Conservative groups eventually declared war on what had once been jazz journalism and was now the worst sort of gutter journalism. They blamed tabloids of lowering morals by disrespecting Christian values, privacy, and human dignity. In turn, tabloid publishers argued that they had only responded to the demands of a sensation-seeking readership, as circulation figures proved. Nevertheless, the Daily News managed the shift to a more moderate tone and serious news coverage without losing much of its readership. Hearst and Macfadden were not so lucky and dropped their papers in 1928 and 1932 respectively. This meant by no means the end of journalistic sensationalism, yet it was the end of a highly manipulative kind of journalism, which had both reflected and constructed American society for more than a decade. (Emery/Emery 1988, 323-330; Mott 1950, 666-673; Wallace 2005, 11-28)
3.3 Magazines
The sensationalist journalism of tabloids was juxtaposed in the 1920s by the investigative journalism of magazines such as the Reader’s Digest, Time, The American Mercury, and the New Yorker. All of those magazines were to provide a free-thinking but anyhow thoughtful view of 1920s America.

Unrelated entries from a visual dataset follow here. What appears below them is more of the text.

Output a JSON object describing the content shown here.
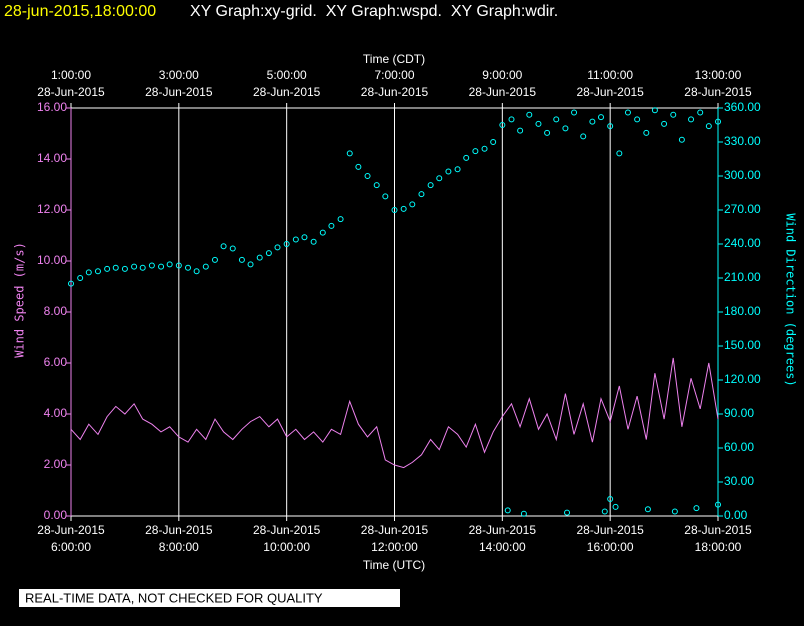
{
  "header": {
    "timestamp": "28-jun-2015,18:00:00",
    "graphs": "XY Graph:xy-grid.  XY Graph:wspd.  XY Graph:wdir."
  },
  "footer": {
    "notice": "REAL-TIME DATA, NOT CHECKED FOR QUALITY"
  },
  "chart_data": {
    "type": "line",
    "grid": true,
    "xlabel": "Time (UTC)",
    "x2label": "Time (CDT)",
    "ylabel": "Wind Speed (m/s)",
    "y2label": "Wind Direction (degrees)",
    "xlim": [
      6,
      18
    ],
    "xticks": [
      {
        "value": 6,
        "date": "28-Jun-2015",
        "label": "6:00:00"
      },
      {
        "value": 8,
        "date": "28-Jun-2015",
        "label": "8:00:00"
      },
      {
        "value": 10,
        "date": "28-Jun-2015",
        "label": "10:00:00"
      },
      {
        "value": 12,
        "date": "28-Jun-2015",
        "label": "12:00:00"
      },
      {
        "value": 14,
        "date": "28-Jun-2015",
        "label": "14:00:00"
      },
      {
        "value": 16,
        "date": "28-Jun-2015",
        "label": "16:00:00"
      },
      {
        "value": 18,
        "date": "28-Jun-2015",
        "label": "18:00:00"
      }
    ],
    "x2ticks": [
      {
        "value": 6,
        "date": "28-Jun-2015",
        "label": "1:00:00"
      },
      {
        "value": 8,
        "date": "28-Jun-2015",
        "label": "3:00:00"
      },
      {
        "value": 10,
        "date": "28-Jun-2015",
        "label": "5:00:00"
      },
      {
        "value": 12,
        "date": "28-Jun-2015",
        "label": "7:00:00"
      },
      {
        "value": 14,
        "date": "28-Jun-2015",
        "label": "9:00:00"
      },
      {
        "value": 16,
        "date": "28-Jun-2015",
        "label": "11:00:00"
      },
      {
        "value": 18,
        "date": "28-Jun-2015",
        "label": "13:00:00"
      }
    ],
    "ylim": [
      0,
      16
    ],
    "yticks": [
      {
        "value": 0,
        "label": "0.00"
      },
      {
        "value": 2,
        "label": "2.00"
      },
      {
        "value": 4,
        "label": "4.00"
      },
      {
        "value": 6,
        "label": "6.00"
      },
      {
        "value": 8,
        "label": "8.00"
      },
      {
        "value": 10,
        "label": "10.00"
      },
      {
        "value": 12,
        "label": "12.00"
      },
      {
        "value": 14,
        "label": "14.00"
      },
      {
        "value": 16,
        "label": "16.00"
      }
    ],
    "y2lim": [
      0,
      360
    ],
    "y2ticks": [
      {
        "value": 0,
        "label": "0.00"
      },
      {
        "value": 30,
        "label": "30.00"
      },
      {
        "value": 60,
        "label": "60.00"
      },
      {
        "value": 90,
        "label": "90.00"
      },
      {
        "value": 120,
        "label": "120.00"
      },
      {
        "value": 150,
        "label": "150.00"
      },
      {
        "value": 180,
        "label": "180.00"
      },
      {
        "value": 210,
        "label": "210.00"
      },
      {
        "value": 240,
        "label": "240.00"
      },
      {
        "value": 270,
        "label": "270.00"
      },
      {
        "value": 300,
        "label": "300.00"
      },
      {
        "value": 330,
        "label": "330.00"
      },
      {
        "value": 360,
        "label": "360.00"
      }
    ],
    "series": [
      {
        "type": "line",
        "color": "#ee82ee",
        "x": [
          6,
          6.17,
          6.33,
          6.5,
          6.67,
          6.83,
          7,
          7.17,
          7.33,
          7.5,
          7.67,
          7.83,
          8,
          8.17,
          8.33,
          8.5,
          8.67,
          8.83,
          9,
          9.17,
          9.33,
          9.5,
          9.67,
          9.83,
          10,
          10.17,
          10.33,
          10.5,
          10.67,
          10.83,
          11,
          11.17,
          11.33,
          11.5,
          11.67,
          11.83,
          12,
          12.17,
          12.33,
          12.5,
          12.67,
          12.83,
          13,
          13.17,
          13.33,
          13.5,
          13.67,
          13.83,
          14,
          14.17,
          14.33,
          14.5,
          14.67,
          14.83,
          15,
          15.17,
          15.33,
          15.5,
          15.67,
          15.83,
          16,
          16.17,
          16.33,
          16.5,
          16.67,
          16.83,
          17,
          17.17,
          17.33,
          17.5,
          17.67,
          17.83,
          18
        ],
        "values": [
          3.4,
          3.0,
          3.6,
          3.2,
          3.9,
          4.3,
          4.0,
          4.4,
          3.8,
          3.6,
          3.3,
          3.5,
          3.1,
          2.9,
          3.4,
          3.0,
          3.8,
          3.3,
          3.0,
          3.4,
          3.7,
          3.9,
          3.5,
          3.8,
          3.1,
          3.4,
          3.0,
          3.3,
          2.9,
          3.4,
          3.2,
          4.5,
          3.6,
          3.1,
          3.5,
          2.2,
          2.0,
          1.9,
          2.1,
          2.4,
          3.0,
          2.6,
          3.5,
          3.2,
          2.7,
          3.6,
          2.5,
          3.3,
          3.9,
          4.4,
          3.5,
          4.6,
          3.4,
          4.0,
          3.0,
          4.8,
          3.2,
          4.4,
          2.9,
          4.6,
          3.7,
          5.1,
          3.4,
          4.7,
          3.0,
          5.6,
          3.8,
          6.2,
          3.5,
          5.4,
          4.2,
          6.0,
          3.8
        ]
      },
      {
        "type": "scatter",
        "axis": "y2",
        "color": "#00ffff",
        "x": [
          6,
          6.17,
          6.33,
          6.5,
          6.67,
          6.83,
          7,
          7.17,
          7.33,
          7.5,
          7.67,
          7.83,
          8,
          8.17,
          8.33,
          8.5,
          8.67,
          8.83,
          9,
          9.17,
          9.33,
          9.5,
          9.67,
          9.83,
          10,
          10.17,
          10.33,
          10.5,
          10.67,
          10.83,
          11,
          11.17,
          11.33,
          11.5,
          11.67,
          11.83,
          12,
          12.17,
          12.33,
          12.5,
          12.67,
          12.83,
          13,
          13.17,
          13.33,
          13.5,
          13.67,
          13.83,
          14,
          14.17,
          14.33,
          14.5,
          14.67,
          14.83,
          15,
          15.17,
          15.33,
          15.5,
          15.67,
          15.83,
          16,
          16.17,
          16.33,
          16.5,
          16.67,
          16.83,
          17,
          17.17,
          17.33,
          17.5,
          17.67,
          17.83,
          18,
          14.1,
          14.4,
          15.2,
          15.9,
          16,
          16.1,
          16.7,
          17.2,
          17.6,
          18
        ],
        "values": [
          205,
          210,
          215,
          216,
          218,
          219,
          218,
          220,
          219,
          221,
          220,
          222,
          221,
          219,
          216,
          220,
          226,
          238,
          236,
          226,
          222,
          228,
          232,
          237,
          240,
          244,
          246,
          242,
          250,
          256,
          262,
          320,
          308,
          300,
          292,
          282,
          270,
          271,
          275,
          284,
          292,
          298,
          304,
          306,
          316,
          322,
          324,
          330,
          345,
          350,
          340,
          354,
          346,
          338,
          350,
          342,
          356,
          335,
          348,
          352,
          344,
          320,
          356,
          350,
          338,
          358,
          346,
          354,
          332,
          350,
          356,
          344,
          348,
          5,
          2,
          3,
          4,
          15,
          8,
          6,
          4,
          7,
          10
        ]
      }
    ]
  }
}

Although articles aimed at information rather than entertainment, they were written in a sharp satirical and often humorous style. Besides, editors had the tendency to jazz up figures and facts by adding witty comments of their own. Some editors followed the muckraking tradition of Pre-World War magazines by their criticism of social and political wrongs of the time. Their well composed mixture of objective information and subjective interpretation made the so called ‘magazines of opinion’ a popular reading especially among the educated middle and upper classes, who were able and willing to pay a higher price for better quality.
In 1922 the pocket-sized monthly Reader’s Digest was started by DeWitt Wallace. It provided “condensed versions of articles of current interest and entertainment value that had appeared in other magazines” (Emery/Emery 1988, 343). The magazine was just right for anyone who wanted to get a general idea of what was going on in the world without having to work their way through a stack of papers. Although until 1929 the Digest was sold only by subscription, the concept turned out to become the greatest success in the history of American magazines. International editions in more than sixty countries followed and proved equally successful.